Mi función es completamente secundaria, casi prescindible, pues no hago más que de enlace entre el invernadero y la paleta excavadora, pero me siento importante, viril, un auténtico hombre manejando mi Jungheinrich. Los únicos trabajos físicos que he desempeñado en mi vida han sido ser camarero en un restaurante turco y vigilar el parking de un parque acuático, con lo que levantar del suelo unos pocos centímetros estas colosales maletas me proporciona un placer indescriptible. Mientras estoy allí, siento que la barba me crece más deprisa y percibo un súbito interés en conocer los caballos de potencia que tiene mi coche. I am a man.
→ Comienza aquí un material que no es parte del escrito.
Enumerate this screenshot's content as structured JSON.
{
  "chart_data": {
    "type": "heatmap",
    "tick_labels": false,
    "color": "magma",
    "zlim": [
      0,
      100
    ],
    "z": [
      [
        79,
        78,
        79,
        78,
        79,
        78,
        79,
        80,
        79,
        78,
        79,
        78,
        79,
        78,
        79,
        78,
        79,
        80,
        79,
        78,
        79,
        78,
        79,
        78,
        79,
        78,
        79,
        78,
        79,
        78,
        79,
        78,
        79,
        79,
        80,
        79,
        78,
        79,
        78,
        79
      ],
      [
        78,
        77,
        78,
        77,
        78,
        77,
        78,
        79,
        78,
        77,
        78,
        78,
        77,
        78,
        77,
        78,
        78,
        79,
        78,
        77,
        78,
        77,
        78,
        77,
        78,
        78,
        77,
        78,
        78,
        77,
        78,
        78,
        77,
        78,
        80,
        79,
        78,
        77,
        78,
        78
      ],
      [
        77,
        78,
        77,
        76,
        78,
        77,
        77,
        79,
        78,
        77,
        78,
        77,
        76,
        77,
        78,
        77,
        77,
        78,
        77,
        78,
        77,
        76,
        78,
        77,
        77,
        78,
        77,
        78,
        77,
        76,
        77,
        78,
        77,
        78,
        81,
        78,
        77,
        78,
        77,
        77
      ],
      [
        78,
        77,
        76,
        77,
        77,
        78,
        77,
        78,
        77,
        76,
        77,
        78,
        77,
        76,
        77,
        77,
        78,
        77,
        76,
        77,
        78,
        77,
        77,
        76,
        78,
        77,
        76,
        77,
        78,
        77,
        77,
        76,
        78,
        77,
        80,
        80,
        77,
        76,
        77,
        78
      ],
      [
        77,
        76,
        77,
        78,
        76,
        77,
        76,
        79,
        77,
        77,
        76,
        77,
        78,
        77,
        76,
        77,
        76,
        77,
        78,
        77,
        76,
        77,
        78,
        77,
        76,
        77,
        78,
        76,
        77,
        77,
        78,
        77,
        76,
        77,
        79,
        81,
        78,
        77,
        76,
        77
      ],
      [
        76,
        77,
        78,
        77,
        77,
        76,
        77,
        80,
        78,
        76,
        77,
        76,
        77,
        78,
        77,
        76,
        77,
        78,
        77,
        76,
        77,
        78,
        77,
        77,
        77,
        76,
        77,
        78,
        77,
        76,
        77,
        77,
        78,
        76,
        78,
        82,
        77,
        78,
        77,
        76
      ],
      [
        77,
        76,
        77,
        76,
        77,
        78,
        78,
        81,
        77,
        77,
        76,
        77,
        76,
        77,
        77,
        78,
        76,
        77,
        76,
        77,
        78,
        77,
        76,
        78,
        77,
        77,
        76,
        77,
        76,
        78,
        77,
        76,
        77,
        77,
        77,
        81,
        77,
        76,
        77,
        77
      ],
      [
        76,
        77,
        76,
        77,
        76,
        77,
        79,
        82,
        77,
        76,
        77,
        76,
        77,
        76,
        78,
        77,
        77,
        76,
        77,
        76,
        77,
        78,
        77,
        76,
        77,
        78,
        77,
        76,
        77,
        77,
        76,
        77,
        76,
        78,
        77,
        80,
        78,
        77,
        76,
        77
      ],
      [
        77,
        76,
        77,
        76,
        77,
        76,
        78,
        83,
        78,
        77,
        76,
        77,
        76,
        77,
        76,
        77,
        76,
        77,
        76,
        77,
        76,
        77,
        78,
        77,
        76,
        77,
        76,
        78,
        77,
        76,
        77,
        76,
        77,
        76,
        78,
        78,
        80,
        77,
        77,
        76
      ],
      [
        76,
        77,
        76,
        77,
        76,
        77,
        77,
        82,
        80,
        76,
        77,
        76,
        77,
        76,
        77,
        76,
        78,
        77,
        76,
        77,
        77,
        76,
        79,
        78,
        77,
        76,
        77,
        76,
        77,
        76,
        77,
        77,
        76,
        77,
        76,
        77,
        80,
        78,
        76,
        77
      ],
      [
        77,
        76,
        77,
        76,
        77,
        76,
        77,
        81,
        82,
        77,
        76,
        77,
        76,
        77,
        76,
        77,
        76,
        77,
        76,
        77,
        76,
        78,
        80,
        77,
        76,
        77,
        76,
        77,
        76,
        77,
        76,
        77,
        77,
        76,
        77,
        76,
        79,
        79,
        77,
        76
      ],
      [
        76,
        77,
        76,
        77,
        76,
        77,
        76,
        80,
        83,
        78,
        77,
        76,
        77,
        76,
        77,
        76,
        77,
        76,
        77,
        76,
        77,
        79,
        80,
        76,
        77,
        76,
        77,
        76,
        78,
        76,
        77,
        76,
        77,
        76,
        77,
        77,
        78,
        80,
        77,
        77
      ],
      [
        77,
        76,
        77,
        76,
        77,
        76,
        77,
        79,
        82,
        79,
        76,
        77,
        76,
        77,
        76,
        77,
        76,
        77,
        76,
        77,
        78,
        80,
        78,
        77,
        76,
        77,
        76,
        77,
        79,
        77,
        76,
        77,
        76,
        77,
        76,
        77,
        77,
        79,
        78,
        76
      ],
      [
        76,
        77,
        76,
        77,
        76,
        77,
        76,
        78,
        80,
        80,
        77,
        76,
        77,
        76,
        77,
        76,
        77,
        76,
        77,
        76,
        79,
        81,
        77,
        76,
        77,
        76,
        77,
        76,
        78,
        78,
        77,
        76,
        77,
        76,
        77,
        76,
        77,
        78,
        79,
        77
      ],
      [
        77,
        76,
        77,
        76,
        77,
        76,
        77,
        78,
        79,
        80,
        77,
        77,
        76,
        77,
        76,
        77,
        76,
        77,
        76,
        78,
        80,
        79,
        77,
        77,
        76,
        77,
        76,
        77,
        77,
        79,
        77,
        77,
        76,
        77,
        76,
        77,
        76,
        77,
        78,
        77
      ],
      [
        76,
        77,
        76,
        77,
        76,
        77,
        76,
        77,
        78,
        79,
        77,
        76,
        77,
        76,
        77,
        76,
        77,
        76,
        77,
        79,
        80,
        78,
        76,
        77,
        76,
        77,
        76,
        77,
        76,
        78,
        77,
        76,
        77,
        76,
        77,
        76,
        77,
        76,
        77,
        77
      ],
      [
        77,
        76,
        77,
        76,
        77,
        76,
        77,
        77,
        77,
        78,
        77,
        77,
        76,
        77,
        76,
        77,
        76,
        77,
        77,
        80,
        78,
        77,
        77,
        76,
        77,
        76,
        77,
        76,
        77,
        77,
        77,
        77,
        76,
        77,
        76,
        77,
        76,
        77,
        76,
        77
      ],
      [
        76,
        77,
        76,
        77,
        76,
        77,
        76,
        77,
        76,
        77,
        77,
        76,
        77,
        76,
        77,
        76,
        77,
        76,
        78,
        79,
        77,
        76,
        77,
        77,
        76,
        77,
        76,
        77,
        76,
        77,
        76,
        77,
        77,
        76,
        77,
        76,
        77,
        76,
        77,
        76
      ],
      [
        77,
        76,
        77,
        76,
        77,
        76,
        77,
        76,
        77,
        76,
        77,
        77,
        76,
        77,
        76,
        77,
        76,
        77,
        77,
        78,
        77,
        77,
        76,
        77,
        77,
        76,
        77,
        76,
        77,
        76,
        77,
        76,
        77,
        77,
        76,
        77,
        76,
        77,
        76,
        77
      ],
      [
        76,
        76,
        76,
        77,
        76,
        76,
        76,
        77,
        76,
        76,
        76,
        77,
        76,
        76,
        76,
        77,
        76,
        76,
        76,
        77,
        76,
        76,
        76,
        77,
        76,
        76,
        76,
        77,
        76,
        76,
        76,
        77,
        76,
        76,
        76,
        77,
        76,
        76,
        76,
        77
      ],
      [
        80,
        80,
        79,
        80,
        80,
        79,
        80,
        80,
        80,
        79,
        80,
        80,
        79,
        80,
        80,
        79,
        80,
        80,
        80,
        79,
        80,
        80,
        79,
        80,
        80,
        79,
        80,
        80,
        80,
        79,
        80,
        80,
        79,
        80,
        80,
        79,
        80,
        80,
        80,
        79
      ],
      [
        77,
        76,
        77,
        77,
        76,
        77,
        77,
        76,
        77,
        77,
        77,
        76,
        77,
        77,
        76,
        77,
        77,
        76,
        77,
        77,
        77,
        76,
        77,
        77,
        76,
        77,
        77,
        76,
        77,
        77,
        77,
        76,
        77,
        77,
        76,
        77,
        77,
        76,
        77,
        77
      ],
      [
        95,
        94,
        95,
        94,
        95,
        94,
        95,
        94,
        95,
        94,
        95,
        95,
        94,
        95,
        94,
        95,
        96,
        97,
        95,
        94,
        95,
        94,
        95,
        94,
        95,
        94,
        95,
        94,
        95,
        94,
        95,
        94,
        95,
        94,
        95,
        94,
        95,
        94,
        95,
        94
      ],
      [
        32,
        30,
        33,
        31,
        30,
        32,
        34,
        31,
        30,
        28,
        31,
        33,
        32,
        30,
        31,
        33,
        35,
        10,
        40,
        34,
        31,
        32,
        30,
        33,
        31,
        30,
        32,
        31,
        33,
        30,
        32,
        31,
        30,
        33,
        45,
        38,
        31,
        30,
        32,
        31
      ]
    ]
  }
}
A la una se para para comer. Llevamos horas tocando tierra, ramas, maquinaria variada y frutos venenosos, pero allí nadie se lava las manos ni amaga con intentarlo. Igual es también por la paloma muerta en el depósito (jaja). Los miembros del equipo tragan y hablan al mismo tiempo, ríen a carcajadas lanzando trozos de pan de sus bocas. Llegan aquí los primeros eructos del día. Probablemente estén hablando de tías en pelotas o camiones muy rápidos. Por supuesto, me uno puntualmente a sus risas aunque no entienda ni una sílaba de lo que dicen. Soy uno de ellos al fin y al cabo.

Después del bocata me hago un cigarrillo de liar, sin filtro, por supuesto, como ellos. Normalmente tardo cinco caladas en marearme, esta vez solo me cuesta dos. Finjo como un cobarde, aunque mis pupilas dilatadas al extremo me delatan.

La tarde transcurre aproximadamente en los mismos términos. Comparto ahora la Junheinrich con un granjero que se parece a un Bjorn Borg con un dentista muy malo. De cuando en cuando, alguno de los hombres que vacían la tierra sobre el remolque me grita algo señalando a un granero cercano. Estos gritos suelen ser algo parecido a "een shlutje!" o "de slaventjkare!" o "het verschrijkelijk!". Yo siempre les traigo una pala y allí no se queja nadie.

Al terminar la jornada de trabajo, regresamos a casa habiendo vaciado únicamente la tercera parte del invernadero de los cojones. No voy a volver por allí jamás, así que me siento satisfecho y aliviado al mismo tiempo. Me devuelven a casa en la furgoneta y me despido de Eric y Johann con un vigoroso y viril apretón de manos.

El nuevo hombre en el que me he convertido abre la puerta con brazos, piernas y espalda doloridos. Me ducho con un champú olor a frutas y me hago un plato de pasta con salmón. Después de cenar me tomo una birruki con aroma de frambuesa. Antes de acostarme leo un capítulo de una novela de Melissa P. y veo un episodio de Modern Family. Fijo que cualquiera de mis compañeros de trabajo de hoy está haciendo algo muy muy parecido a esto. Fijísimo.